One blogger put it this way:  the sound of a Church bell is an icon of the voice of God. It’s blessing reaches as far as the bell is heard.  I think they got that right.  Nothing says "church" like the sound of a bell.  I know that many would say that the organ or voice is what the voice of the church sounds like but the bell is clearly the call of God, calling into the world, into the busy-ness of the day, and into the hearts of His people to come.  Come and gather around the means of His presence, the Word and the Sacraments.  Come and receive the grace purchased and won by the obedient life, life-giving death, and death-defying resurrection of our Lord Jesus.  Come, heavy laden with sins and guilt, troubles and trials, disappointment and disillusionment, sorrow and struggle, turmoil and regret... come!  Come, seeking joy that sadness cannot overcome, contentment that fills your longing, and peace that passes understanding. 

Someday soon, before I leave this place or retire, we will get that bell up on its stand that it may peal out God's call to the world... (unless the world with its sound restrictions and zoning ordinances attempts to silence the wonderful ringing tone of God calling to His people and through His people to the world...


William Weedon said...

Ah, the sound of the bell. It IS one of the things I love about St. Paul's. The congregation gathered in silence in the nave and then the bell calling them from their private devotions into the great corporate sacrifice of praise that is the Divine Service.

We ring it to announce worship. We ring it upon each child's confirmation. We ring it in joy upon marriages; we toll it (it has a side hammer) for funerals. And written around its great mouth? Allein Gott in der Höh' Sei Ehr!

Anonymous said...

Some of my happiest memories are when I was living in Germany and the only sound one heard Sunday mornings was the pealing of the bells calling the faithful to worship.

Don't know if it's still the case, I hope so, but in those days all the shops closed from Saturday afternoon until Monday, and on Sunday after church people would take leisurely strolls through the beautiful little town, up a road festooned with flowers on either side, leading to an old medieval castle and moat. What a peaceful, reflective time that was.

I still love the sound of church bells. My LCMS parish has an electric carrillon system that is used regularly every week before Divine Service.

Bill S. said...

One congregation near me still has a bell that tolls every Sunday. If the neighbors don't hear they bell, they start calling the church wondering what happened!

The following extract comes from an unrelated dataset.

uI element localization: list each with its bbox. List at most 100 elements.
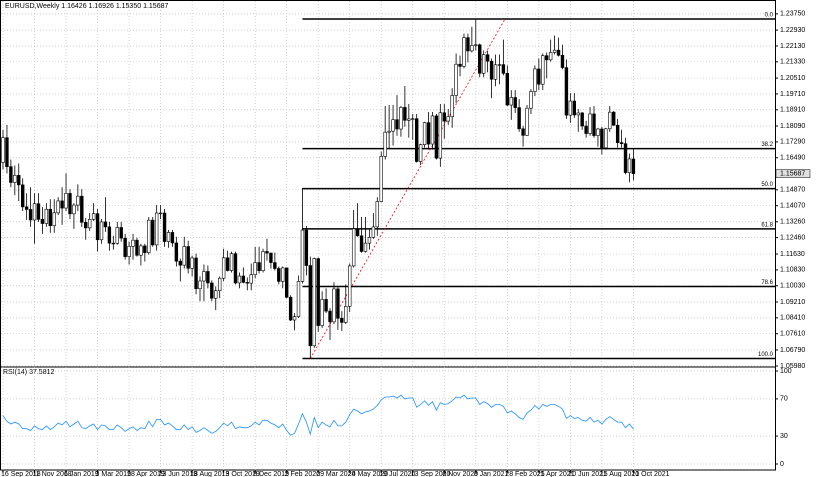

The congregation in town, sadly, only has a carillon. One town that I lived in back in Ohio, had a rather dilapidated church that was once something magnificent, with seven bells in their tower! The biggest bell was (of course) at the bottom and then they proceeded up to the smallest bell at the top. I often wished I could have heard all of those bells tolling on some Sunday morning.

--helen said...

Luther College, Decorah, IA, has a bell with a reputation!
It hung in the first Main building, which was everything: chapel, classrooms and dormitory, until Main burned. The bell was rescued.
Second Main also burned but the bell survived.
In my time, the bell hung on a cradle outside the gymnasium/ auditorium/chapel pending a desired bell tower, until that building burned!

Taking no chances, a subsequent senior class provided a small brick tower for the bell, in the center of the campus green, far from anything flammable.

[I should perhaps note that Luther was built on a hill outside Decorah. It was not possible to provide sufficient water to put out a large fire, and usually wind contributed to the disaster, the last of which happened in the 60's.]